Dante, de pé ao lado da porta, observava as luzes do painel indicarem os setores. Era diferente de tudo o que um dia já tinha feito, mas esperar por muito tempo era ainda mais arriscado. Precisava sair.
Setor F… Setor G… Setor H…
Estavam indo fundo. Fundo demais. E aquilo não era um transporte comum — era quase um descer de patamar em um mundo que não queria ser visitado. Um lugar que Dante já tinha visto em outros momentos, em lugares distantes dali.
— Estamos quase no Setor I — murmurou Dinastio, sem virar-se.
Mas antes que o elevador pudesse alcançar o destino, um som estridente cortou o ambiente. O alarme começou como um bip agudo e isolado, depois se multiplicou em camadas: um rugido metálico de sirenes ecoando pelos andares superiores. Luzes vermelhas começaram a piscar no teto da cabine.
— Alarme? — Tron ergueu a cabeça. — Isso não é de operação padrão.
— Silêncio — ordenou Dinastio.
As sirenes vinham de cima. Setores acima deles — talvez do Setor B ou C. Aquilo não parecia ser um exercício, tampouco uma falha técnica. Era urgente. Real.
Dante apertou os dedos contra o casaco emprestado. Não sabia se era paranoia ou instinto, mas sentia como se o alarme estivesse relacionado a ele.
Vick surgiu em sua mente com um sussurro gelado.
“Eles descobriram.Estão procurando por você. O alarme está vindo do alto. Notaram sua fuga.”
— O que está acontecendo lá em cima? — murmurou Rosa, tentando disfarçar o medo.
— Pode ser um prisioneiro fugindo — disse Tron, mas se calou rápido demais, como se percebesse a ironia.
— Ninguém foge daqui — cortou Dinastio, frio. — A menos que tenha ajuda.
Os olhos dele passaram brevemente por Dante, apenas por uma fração de segundo. Mas foi suficiente para acender um alerta no velho. E mesmo um olhar tortuoso quanto aquele não tinha sido suficiente para deixá-lo incomodado.

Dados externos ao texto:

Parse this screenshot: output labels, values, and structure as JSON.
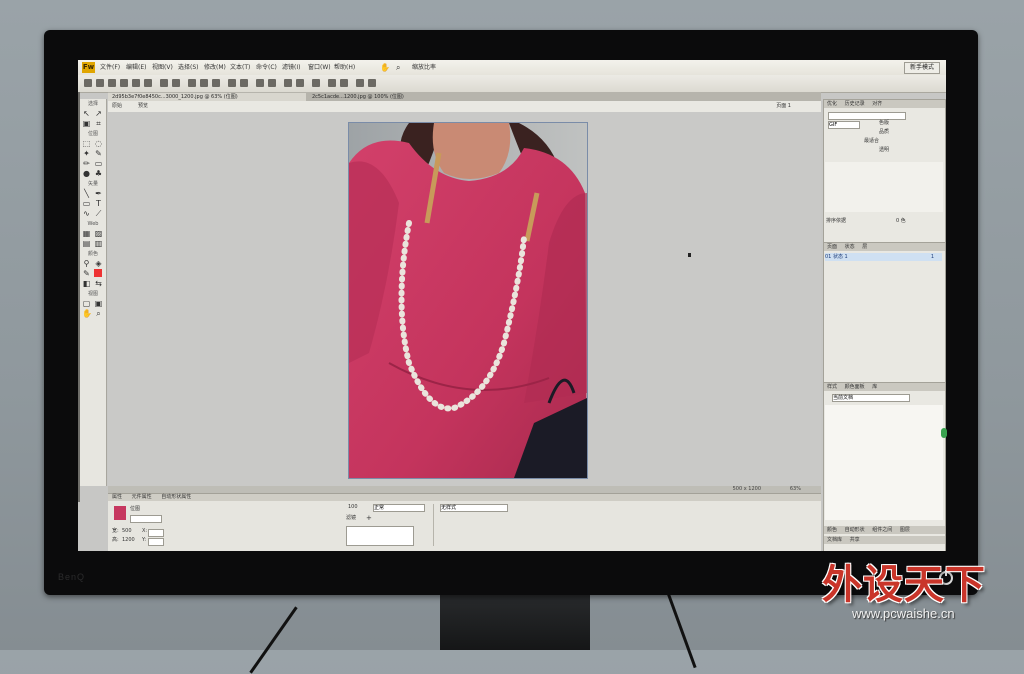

Poderia estar sozinho contra os três, mas sem dúvida conseguiria colocá-los para dormir em segundos. Fechou a mão esquerda vagarosamente, esperando qualquer movimento brusco de Dinastio
O elevador sacolejou, parou com um rangido seco. A luz piscou antes de estabilizar. A porta se abriu com um rangido enferrujado. O ar do Setor I era mais denso, úmido, e trazia um cheiro agridoce de graxa, ferrugem e vapor.
— Continuem — disse Dinastio, saindo primeiro.
Dante seguiu os outros, os olhos atentos a qualquer possível sistema de vigilância. Sentia cada passo pesar mais do que o anterior. Havia se infiltrado ali sem saber a extensão da teia. Agora, os fios começavam a se esticar e vibrar.
Do fundo do corredor, alguém gritava ordens. Outro alarme mais distante respondeu em eco. Era como se todo o complexo estivesse despertando — e ele era a própria presa. Precisava de uma brecha para sair, mas Dinastio lançava um olhar constante para os lados quando um dos guardas passavam por ele.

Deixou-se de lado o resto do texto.